The FDA approval was based on an extensive review which found no reduction in the efficacy of radiation therapy or chemotherapy when Amifostine is administered during treatment.

So the FDA approved a very powerful, manmade antioxidant drug for use during chemo and radiation, while some doctors continue to argue against the use of much weaker antioxidants like green tea, vitamin C, or resveratrol.

AlanMeyer profile image
AlanMeyerModerator in reply to FCoffey

Hi FCoffey,

I had seen the abstract of the article from the Journal of the National Cancer Institute but had not looked at the full text. My interpretation of the article is different from yours.

The abstract concludes with this sentence:

"On the basis of our review of the published randomized clinical trials, we conclude that the use of supplemental antioxidants during chemotherapy and radiation therapy should be discouraged because of the possibility of tumor protection and reduced survival."

In the body of the text, have a look at the randomized human clinical trial with 540 patients conducted by Bairati et al. In the discussion of Bairati, the authors of the JNCI article say:

"The most concerning data are presented in a subsequent publication by Bairati et al. ( 17 ) on the same cohort of patients. In this article, they demonstrate that the patients who received antioxidants had statistically significant poorer overall survival."

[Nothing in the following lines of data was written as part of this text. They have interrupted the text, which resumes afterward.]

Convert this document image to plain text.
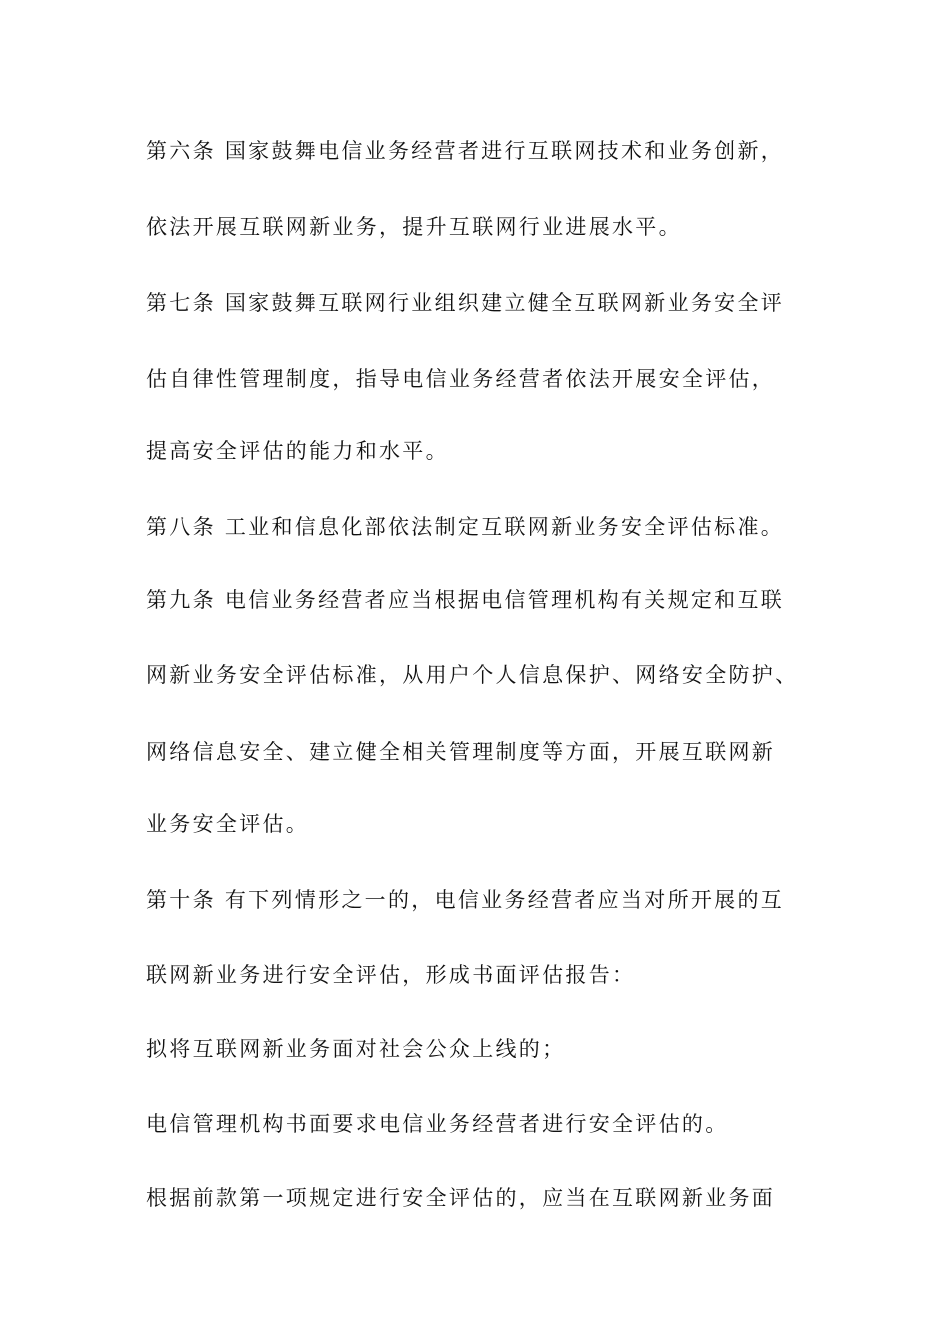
第六条 国家鼓舞电信业务经营者进行互联网技术和业务创新，

依法开展互联网新业务，提升互联网行业进展水平。

第七条 国家鼓舞互联网行业组织建立健全互联网新业务安全评

估自律性管理制度，指导电信业务经营者依法开展安全评估，

提高安全评估的能力和水平。

第八条 工业和信息化部依法制定互联网新业务安全评估标准。

第九条 电信业务经营者应当根据电信管理机构有关规定和互联

网新业务安全评估标准，从用户个人信息保护、网络安全防护、

网络信息安全、建立健全相关管理制度等方面，开展互联网新

业务安全评估。

第十条 有下列情形之一的，电信业务经营者应当对所开展的互

联网新业务进行安全评估，形成书面评估报告：

拟将互联网新业务面对社会公众上线的；

电信管理机构书面要求电信业务经营者进行安全评估的。

根据前款第一项规定进行安全评估的，应当在互联网新业务面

The Ferreira et al trial looked at 54 randomly assigned patients treated with radiation for head and neck cancer. Again, the patients taking antioxidants had poorer survival.

These trials are not conclusive. Some other trials produced different conclusions and the Ferraira trial didn't have enough participants to ensure the statistical significance of the outcomes. There were also questions raised about confounding factors and, in addition, the trials were conducted on different kinds of cancer and with different antioxidants. None used resveratrol.

All in all, I think the body of this article supports the conclusion in the abstract that "... supplemental antioxidants ... should be discouraged because of the possibility of tumor protection and reduced survival."

So, unless there is later information explaining away the results cited in the JNCI article, I still think radiation patients would be wise to forego the use of antioxidants at least during the period just before and during the radiation itself.


Although it is tempting to take anything that might be helpful to prevent ED or provide other potential benefits it is also important to understand that only human clinical trials can determine whether supplementation is useful for humans. I certainly have tried supplements in the past. When I was first diagnosed I bought $40 worth of PSA lowering food supplements. I still have most of them. There are some positive benefits from taking something that you believe in and you have a 50% chance of a placebo response, but there can also be negative effects too. These are called nocebo with unpleasant symptoms at about the same percentage. It may work or it may not, but until there is a human clinical trial you will be the guinea pig. Other physical and psychological aspects with humans might be involved with ED even for someone with PC. For me performance anxiety or a low libido requires me to make sure I have taken my 3 Sildenafil and that my wife is into it first.

FCoffey profile image
FCoffey in reply to

A pubmed search of clinical trials involving resveratrol returns 176 hits. While there doesn't appear to be a trial directed at preventing ED after RT for PCa, the sheer number of trails suggests that if there were significant risks associated with taking resveratrol, they would be known. Given the medical industry's and our local insufferable narcissist's relentless hostility to any and all supplements, if there was negative information out there it would be shouted from the rooftops.